The 2000 Sculpture reveals just how De Maria has adapted elements of Conceptual Art. In both The Lightning Field and The 2000 Sculpture, form is governed by a predetermined set of measurements, from each rod’s dimensions and weight to its number of sides, the distance between them, and the piece’s overall dimensions. The use of standard measurements that anyone could easily comprehend—five, seven, nine sides; two thousand units; one kilometer—removes any sense of authorship.
In fact, the single kilometer is a common refrain in De Maria’s work: it is present in The Lightning Field, Vertical Earth Kilometer (1977), and The Broken Kilometer (1979). For Vertical Earth Kilometer, De Maria inserted a brass rod, one kilometer long, vertically into the ground at Friedrichsplatz Park in central Kassel, Germany. The companion piece, The Broken Kilometer, consists of five hundred brass rods arranged in rows on the floor, similar to the layout of The 2000 Sculpture: the total length of the rods laid end to end would be one kilometer. It is a unit that is easily understood as monumental when considering man-made objects, but it is minimal when compared to the enormity of the greater landscape.

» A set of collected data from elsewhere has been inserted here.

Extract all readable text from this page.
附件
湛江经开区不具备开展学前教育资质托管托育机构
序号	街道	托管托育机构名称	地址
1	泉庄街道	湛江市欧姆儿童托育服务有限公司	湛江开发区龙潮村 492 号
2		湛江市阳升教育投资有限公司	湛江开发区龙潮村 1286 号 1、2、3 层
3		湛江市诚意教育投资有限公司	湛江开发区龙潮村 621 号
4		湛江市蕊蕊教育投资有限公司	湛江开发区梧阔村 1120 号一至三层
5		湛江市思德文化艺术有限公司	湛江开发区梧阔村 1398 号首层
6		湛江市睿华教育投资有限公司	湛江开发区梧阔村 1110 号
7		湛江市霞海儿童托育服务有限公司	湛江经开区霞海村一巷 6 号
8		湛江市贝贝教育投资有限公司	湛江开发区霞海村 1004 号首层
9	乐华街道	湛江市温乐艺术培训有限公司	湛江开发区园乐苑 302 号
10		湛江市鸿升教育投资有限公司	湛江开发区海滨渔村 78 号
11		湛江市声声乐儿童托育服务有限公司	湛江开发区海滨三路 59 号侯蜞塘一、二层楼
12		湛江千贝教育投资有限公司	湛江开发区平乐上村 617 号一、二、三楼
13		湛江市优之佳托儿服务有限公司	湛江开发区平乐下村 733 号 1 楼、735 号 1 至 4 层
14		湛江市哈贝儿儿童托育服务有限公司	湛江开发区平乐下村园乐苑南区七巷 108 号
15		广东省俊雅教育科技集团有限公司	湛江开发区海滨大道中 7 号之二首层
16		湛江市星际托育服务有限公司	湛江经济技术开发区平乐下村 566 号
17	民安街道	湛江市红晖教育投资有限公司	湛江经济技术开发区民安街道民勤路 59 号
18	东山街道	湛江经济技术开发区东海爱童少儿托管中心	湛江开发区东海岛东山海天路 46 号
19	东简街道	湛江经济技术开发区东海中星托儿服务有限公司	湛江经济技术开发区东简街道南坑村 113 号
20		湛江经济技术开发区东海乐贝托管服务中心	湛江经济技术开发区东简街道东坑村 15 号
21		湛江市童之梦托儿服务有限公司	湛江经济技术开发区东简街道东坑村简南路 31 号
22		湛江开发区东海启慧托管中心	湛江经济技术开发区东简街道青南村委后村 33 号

De Maria’s use of simple but precise measurements to set the parameters of his work differs considerably from the ways in which other pioneers of Conceptual Art use them. As defined by Sol LeWitt, Conceptual Art is first and foremost an art of ideas.3 For De Maria, the physical experience is tantamount to all else: “The sum of the facts does not constitute the work or determine its esthetics,” he writes in reference to The Lightning Field.4 His list of figures and dimensions represents a futile attempt to quantify the sublime. Whether in The Lightning Field, where the introduction of a logical, man-made system mediates our relationship to the changing landscape, or in The 2000 Sculpture, where a calculated arrangement of geometric forms creates an endless variety of visual and spatial permutations, De Maria’s dispassionate, industrial aesthetic situates a viewer and their experience at the center of the work.